I`ve met many Cubans in USA. Some of the warmest welcomes I`ve ever received in my life were from Cubans after I told them I was from USSR. And these are not the most ardent Castro supporters. It is because Russians brought to Cuba infrastracture, medicine, industry etc instead of exploitation and death, the things that USA brings to Latin America and now Iraq.
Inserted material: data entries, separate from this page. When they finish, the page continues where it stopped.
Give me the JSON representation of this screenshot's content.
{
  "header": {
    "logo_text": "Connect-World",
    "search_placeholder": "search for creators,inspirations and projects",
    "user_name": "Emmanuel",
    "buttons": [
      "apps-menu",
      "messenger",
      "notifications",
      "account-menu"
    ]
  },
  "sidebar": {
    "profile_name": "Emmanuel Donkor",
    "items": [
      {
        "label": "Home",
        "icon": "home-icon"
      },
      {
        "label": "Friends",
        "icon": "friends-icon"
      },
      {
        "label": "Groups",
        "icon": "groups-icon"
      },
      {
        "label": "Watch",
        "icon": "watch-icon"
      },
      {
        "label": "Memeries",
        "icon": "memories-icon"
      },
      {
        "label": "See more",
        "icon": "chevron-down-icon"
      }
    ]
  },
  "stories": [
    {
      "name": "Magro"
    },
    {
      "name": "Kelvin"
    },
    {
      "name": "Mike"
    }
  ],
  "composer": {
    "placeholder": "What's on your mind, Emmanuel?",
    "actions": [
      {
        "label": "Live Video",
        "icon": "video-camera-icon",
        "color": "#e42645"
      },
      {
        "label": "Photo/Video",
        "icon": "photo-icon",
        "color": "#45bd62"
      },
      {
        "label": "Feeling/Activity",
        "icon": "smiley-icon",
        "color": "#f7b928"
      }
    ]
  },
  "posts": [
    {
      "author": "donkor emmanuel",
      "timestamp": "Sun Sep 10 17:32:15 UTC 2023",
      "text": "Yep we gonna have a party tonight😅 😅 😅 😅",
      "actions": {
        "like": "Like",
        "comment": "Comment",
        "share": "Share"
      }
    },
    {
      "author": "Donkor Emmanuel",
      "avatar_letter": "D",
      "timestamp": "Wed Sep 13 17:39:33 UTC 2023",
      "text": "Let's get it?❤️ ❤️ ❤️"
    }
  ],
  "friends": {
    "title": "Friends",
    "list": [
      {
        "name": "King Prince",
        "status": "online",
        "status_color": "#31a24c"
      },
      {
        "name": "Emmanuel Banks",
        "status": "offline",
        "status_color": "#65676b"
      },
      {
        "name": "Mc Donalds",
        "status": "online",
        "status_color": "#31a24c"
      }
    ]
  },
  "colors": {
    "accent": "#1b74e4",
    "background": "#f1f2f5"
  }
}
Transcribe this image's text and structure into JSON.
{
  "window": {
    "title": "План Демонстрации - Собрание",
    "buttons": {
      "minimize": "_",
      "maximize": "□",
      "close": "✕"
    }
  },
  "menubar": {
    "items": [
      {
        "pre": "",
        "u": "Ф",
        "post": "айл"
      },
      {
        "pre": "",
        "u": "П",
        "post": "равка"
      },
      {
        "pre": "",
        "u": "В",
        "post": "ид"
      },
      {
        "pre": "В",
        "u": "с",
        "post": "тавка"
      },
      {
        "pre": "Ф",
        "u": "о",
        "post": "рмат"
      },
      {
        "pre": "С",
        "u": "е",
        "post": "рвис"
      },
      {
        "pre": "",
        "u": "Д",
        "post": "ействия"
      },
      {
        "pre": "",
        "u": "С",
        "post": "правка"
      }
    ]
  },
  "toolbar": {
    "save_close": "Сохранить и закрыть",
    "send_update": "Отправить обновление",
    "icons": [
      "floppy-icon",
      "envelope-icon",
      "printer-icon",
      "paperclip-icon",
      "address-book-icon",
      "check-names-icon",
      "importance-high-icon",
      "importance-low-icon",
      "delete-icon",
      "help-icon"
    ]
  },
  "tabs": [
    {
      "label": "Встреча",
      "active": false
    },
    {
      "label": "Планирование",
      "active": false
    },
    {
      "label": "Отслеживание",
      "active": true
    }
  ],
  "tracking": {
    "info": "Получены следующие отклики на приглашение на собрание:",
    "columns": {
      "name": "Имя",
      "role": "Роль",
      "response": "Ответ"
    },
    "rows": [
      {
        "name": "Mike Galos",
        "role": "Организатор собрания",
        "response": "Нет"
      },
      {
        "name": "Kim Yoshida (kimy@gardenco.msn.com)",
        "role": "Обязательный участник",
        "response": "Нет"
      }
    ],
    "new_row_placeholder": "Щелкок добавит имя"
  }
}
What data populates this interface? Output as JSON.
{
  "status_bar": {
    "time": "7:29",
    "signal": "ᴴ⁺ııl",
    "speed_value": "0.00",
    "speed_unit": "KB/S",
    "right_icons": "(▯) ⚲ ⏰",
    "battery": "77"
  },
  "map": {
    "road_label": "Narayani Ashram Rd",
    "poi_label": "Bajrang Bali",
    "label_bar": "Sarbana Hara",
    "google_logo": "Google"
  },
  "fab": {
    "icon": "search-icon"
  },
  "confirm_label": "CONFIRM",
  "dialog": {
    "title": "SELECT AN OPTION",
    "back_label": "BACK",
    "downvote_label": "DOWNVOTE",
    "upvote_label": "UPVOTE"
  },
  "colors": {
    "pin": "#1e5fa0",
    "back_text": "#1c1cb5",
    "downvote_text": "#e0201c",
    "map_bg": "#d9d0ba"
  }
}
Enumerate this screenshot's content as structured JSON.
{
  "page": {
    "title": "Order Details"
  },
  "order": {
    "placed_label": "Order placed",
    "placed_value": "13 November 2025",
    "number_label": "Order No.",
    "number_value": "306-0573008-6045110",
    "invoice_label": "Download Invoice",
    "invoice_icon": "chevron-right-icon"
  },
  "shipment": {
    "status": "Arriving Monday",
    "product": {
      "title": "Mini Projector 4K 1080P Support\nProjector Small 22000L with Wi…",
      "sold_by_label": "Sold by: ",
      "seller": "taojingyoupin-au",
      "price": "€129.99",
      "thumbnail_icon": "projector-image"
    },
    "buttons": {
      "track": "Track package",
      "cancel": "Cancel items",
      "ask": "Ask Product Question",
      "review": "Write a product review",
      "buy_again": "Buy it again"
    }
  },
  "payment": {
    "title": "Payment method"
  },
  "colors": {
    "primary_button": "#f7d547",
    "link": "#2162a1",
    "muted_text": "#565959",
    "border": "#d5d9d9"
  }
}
Khruschev was a scumbag but he said it right:
"The nature of support USA gives to other countries is the kind the rope gives to a hanged man".

chad
2nd May 2010, 05:33 PM
razor, can you post your treatise about "how you'll die a stalinist" (or whatever it was again). i read it once on gim, but then lost the link.

Occamsrazor
2nd May 2010, 06:15 PM
razor, can you post your treatise about "how you'll die a stalinist" (or whatever it was again). i read it once on gim, but then lost the link.




I`ll start a thread on Stalin soon, my GIM and Agora threads were erased. I don`t want to hijack threads and will offer people to put any Stalin info they have in my future thread.

chad
2nd May 2010, 06:34 PM
thanks, pm me when you do it, so i don't miss it. i'm intrigued.